Navajo environmental groups understand this, and want the nation to focus more on its potential for wind and solar energy.

“We have a responsibility to our future generations to begin a just transition away from fossil fuels now,” said Black Mesa Water Coalition Executive Director Jihan Gearon in a statement after the announcement that the plant would close in 2019.

“We are blessed with some of the best wind and solar energy resources in the world, and these are what will help us build a sound economic foundation that is sustainable, restorative and just,” her statement said.

But James said “renewables are very volatile.”

“You need a constant source of power to pump water around the state,” he said. “You can’t use it as the main source for the CAP. You need a backup. That makes it very expensive.”

Furthermore, a solar or wind farm would not recoup all the jobs lost at the plant and mine. Both solar and wind power require significant upfront cost and labor, but then only need intermittent servicing and cleaning – and relative to the high-skilled jobs on a coal-fired plant, solar maintenance would be more comparable to window washing, James quipped.

But Rep. Tom O’Halleran, D-Sedona, said renewables are an option that has to be considered.

“Longer term, the renewable portfolio part of it is important.
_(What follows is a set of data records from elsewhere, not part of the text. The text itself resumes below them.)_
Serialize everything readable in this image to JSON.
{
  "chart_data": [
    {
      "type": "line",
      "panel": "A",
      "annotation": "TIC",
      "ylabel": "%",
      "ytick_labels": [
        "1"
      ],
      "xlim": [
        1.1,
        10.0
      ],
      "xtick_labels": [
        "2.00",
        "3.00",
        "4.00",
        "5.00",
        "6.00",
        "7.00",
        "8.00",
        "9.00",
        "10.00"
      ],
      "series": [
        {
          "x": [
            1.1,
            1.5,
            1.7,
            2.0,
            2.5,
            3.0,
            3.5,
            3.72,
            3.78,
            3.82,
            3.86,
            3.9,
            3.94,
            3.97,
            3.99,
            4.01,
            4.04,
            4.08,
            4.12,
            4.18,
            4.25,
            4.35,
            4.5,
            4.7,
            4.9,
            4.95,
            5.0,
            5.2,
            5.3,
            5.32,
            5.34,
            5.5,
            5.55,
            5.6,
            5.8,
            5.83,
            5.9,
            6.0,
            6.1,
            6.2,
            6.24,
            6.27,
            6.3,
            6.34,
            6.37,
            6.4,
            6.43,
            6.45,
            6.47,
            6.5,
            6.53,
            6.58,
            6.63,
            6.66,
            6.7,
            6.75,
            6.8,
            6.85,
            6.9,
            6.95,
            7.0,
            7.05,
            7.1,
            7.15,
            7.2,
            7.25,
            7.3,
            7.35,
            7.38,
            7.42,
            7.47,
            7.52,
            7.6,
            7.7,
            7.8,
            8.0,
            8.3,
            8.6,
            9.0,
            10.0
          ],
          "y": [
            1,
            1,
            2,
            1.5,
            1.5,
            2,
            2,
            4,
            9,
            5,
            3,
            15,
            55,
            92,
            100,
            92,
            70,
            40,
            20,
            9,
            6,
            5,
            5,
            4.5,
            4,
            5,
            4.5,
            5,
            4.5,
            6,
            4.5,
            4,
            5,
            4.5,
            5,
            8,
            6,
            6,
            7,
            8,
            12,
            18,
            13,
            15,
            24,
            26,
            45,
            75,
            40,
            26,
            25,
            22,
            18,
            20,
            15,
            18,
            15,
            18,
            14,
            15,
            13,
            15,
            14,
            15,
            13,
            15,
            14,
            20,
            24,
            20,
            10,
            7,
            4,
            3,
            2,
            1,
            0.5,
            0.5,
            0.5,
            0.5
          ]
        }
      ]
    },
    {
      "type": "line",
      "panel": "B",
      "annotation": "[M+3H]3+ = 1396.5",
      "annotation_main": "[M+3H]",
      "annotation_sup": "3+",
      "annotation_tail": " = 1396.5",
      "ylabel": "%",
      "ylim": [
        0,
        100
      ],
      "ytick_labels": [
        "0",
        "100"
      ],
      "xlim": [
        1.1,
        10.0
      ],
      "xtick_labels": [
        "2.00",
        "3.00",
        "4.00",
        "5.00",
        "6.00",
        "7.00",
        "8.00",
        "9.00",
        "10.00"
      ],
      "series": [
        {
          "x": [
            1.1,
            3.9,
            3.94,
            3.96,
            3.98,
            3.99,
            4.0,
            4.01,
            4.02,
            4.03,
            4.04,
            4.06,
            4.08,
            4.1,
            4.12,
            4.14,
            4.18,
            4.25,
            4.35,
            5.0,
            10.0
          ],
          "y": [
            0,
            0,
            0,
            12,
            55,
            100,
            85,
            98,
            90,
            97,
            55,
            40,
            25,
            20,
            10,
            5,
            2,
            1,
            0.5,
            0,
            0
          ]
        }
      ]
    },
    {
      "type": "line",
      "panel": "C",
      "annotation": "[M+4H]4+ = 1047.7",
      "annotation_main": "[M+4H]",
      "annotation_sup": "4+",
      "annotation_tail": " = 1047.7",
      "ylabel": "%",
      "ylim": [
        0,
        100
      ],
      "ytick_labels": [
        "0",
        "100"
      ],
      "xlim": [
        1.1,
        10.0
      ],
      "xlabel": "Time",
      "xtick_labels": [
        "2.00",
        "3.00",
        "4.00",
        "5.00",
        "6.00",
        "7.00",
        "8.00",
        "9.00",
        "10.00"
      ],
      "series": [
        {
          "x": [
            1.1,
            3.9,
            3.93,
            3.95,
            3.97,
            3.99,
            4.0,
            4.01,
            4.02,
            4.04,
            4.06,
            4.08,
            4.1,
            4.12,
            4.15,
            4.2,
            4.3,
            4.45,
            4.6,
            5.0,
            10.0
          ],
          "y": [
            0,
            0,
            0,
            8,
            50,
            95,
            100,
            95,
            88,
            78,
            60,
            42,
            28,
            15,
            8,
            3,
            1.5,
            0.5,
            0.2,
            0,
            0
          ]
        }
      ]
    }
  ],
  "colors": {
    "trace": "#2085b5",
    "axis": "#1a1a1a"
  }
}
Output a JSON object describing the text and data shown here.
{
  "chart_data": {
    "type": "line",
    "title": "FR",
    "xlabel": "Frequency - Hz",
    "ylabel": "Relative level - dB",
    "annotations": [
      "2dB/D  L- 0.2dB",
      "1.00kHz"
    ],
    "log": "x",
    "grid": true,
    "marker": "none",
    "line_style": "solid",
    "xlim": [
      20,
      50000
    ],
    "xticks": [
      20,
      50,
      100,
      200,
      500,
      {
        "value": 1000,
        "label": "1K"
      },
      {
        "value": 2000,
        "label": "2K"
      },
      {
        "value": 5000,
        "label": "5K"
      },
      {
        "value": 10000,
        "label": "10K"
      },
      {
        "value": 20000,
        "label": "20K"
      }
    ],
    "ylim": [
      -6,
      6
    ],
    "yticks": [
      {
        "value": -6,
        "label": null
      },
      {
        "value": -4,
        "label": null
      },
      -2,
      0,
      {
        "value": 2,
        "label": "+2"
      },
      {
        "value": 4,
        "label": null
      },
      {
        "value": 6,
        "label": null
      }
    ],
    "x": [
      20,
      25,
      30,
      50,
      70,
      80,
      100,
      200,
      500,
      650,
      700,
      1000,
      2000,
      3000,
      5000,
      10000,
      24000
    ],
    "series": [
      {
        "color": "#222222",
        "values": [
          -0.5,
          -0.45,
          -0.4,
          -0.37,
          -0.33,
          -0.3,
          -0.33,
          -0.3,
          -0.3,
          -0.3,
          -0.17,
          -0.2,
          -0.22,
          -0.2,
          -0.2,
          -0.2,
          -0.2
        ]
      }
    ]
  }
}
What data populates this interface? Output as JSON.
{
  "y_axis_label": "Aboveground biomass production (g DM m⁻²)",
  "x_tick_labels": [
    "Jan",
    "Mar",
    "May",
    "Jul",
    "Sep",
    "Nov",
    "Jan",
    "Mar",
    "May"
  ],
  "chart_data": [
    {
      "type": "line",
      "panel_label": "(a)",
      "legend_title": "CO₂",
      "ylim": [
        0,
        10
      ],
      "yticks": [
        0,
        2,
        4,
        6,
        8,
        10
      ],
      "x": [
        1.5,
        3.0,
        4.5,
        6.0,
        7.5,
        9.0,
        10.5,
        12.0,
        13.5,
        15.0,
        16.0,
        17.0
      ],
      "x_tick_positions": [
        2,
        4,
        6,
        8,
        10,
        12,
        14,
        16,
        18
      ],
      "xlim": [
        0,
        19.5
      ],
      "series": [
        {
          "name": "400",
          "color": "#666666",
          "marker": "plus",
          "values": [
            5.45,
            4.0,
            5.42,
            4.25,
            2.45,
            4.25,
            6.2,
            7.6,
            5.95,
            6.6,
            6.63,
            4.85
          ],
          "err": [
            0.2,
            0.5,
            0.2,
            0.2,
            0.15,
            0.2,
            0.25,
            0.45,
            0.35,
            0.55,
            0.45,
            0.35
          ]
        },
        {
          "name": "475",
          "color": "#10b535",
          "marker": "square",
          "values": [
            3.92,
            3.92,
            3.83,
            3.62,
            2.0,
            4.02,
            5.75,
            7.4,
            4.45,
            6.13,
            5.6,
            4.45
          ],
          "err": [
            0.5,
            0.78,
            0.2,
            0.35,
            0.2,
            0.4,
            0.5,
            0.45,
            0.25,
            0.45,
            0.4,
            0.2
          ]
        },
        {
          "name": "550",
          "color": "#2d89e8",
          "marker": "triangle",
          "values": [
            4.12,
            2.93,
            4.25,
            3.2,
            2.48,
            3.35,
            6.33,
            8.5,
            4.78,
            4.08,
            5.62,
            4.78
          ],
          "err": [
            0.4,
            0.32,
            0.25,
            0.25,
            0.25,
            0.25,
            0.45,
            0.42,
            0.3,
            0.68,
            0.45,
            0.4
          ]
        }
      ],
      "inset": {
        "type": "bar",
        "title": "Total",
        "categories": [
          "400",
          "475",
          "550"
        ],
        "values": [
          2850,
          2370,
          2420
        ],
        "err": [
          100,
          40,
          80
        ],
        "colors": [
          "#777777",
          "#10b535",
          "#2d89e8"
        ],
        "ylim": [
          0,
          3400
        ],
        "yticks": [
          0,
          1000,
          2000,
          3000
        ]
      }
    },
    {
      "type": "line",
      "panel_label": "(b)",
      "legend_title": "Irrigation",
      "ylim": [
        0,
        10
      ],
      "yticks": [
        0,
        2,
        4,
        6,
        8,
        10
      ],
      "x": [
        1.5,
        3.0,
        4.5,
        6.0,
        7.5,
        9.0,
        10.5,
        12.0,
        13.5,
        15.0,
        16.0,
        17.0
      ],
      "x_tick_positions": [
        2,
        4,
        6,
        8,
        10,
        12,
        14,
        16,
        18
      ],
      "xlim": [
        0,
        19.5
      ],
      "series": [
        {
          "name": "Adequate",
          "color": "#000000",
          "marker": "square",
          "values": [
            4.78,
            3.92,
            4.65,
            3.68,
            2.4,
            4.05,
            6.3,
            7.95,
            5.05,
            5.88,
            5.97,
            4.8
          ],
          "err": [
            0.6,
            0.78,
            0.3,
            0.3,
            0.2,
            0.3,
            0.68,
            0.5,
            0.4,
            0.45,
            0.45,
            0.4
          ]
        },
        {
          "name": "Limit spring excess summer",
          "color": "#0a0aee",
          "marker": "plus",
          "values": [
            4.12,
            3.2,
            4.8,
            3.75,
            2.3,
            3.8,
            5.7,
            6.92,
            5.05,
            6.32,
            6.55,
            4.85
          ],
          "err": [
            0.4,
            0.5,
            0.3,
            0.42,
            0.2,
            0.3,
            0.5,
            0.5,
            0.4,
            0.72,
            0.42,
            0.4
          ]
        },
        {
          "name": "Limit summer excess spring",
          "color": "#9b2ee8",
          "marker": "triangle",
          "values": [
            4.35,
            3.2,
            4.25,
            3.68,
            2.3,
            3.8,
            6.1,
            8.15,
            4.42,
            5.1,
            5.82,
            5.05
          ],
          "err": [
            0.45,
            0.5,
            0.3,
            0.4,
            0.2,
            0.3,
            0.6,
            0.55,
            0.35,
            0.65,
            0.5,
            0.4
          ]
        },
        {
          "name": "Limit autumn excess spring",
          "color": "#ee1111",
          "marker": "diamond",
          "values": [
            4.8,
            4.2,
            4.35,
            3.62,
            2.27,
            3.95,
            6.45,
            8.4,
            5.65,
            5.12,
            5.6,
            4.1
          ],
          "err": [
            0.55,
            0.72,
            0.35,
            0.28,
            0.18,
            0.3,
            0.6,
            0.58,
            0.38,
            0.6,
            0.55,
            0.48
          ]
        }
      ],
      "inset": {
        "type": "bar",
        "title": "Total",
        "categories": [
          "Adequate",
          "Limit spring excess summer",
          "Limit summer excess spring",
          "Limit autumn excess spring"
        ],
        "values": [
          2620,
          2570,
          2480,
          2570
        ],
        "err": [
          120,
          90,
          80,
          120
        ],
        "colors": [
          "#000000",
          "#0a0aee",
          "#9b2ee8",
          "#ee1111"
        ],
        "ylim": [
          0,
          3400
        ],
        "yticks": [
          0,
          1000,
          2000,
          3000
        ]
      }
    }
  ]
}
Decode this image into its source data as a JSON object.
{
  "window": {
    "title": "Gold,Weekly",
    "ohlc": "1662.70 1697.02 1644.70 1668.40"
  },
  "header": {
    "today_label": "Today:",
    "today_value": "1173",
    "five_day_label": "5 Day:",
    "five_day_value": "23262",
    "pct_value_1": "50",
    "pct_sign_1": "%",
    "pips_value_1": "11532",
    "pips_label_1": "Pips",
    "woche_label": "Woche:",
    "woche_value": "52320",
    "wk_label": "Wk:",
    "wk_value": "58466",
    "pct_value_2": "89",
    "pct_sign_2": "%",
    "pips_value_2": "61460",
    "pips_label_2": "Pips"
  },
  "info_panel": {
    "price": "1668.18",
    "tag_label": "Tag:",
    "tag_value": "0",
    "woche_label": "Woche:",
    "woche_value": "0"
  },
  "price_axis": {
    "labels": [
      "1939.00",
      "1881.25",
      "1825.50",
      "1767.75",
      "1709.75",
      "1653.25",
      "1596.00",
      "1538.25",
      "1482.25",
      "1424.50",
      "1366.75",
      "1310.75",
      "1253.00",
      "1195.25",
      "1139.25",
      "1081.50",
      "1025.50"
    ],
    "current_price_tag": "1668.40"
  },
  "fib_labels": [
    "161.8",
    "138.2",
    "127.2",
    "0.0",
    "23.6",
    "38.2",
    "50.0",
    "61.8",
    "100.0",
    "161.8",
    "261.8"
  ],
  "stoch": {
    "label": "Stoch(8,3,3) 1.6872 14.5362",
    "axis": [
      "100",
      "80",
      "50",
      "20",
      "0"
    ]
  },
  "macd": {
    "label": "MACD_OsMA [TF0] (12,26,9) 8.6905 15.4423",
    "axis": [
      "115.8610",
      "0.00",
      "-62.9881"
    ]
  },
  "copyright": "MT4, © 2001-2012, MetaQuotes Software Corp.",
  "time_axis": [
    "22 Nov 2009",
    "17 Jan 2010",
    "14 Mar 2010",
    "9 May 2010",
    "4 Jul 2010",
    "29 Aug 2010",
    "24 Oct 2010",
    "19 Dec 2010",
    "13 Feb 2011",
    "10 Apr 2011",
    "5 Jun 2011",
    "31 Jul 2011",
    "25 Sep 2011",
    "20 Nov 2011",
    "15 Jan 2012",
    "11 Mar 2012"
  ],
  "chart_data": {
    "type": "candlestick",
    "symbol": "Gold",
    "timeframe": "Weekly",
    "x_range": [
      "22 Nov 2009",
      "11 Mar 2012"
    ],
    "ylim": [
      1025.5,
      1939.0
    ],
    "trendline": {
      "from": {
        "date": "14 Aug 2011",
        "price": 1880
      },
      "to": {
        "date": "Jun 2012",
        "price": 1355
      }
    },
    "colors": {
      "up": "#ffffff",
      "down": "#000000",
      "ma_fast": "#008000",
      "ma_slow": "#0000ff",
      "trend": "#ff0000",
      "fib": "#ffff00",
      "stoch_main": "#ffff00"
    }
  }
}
We’ve asked the Bureau of Reclamation to look into renewable energy – what is their capacity up there?” said O’Halleran, whose district includes the NGS and much of the Navajo and Hopi reservations.

For now, he said he hoped the two-year window could allow time to find a solution.

“This gives us an opportunity to work on these issues,” he said. “We have staff embedded into the economic development groups up there.”

And it gives those 800 workers and their families some breathing room,

“Obviously, I’m happy for those families right now,” O’Halleran said.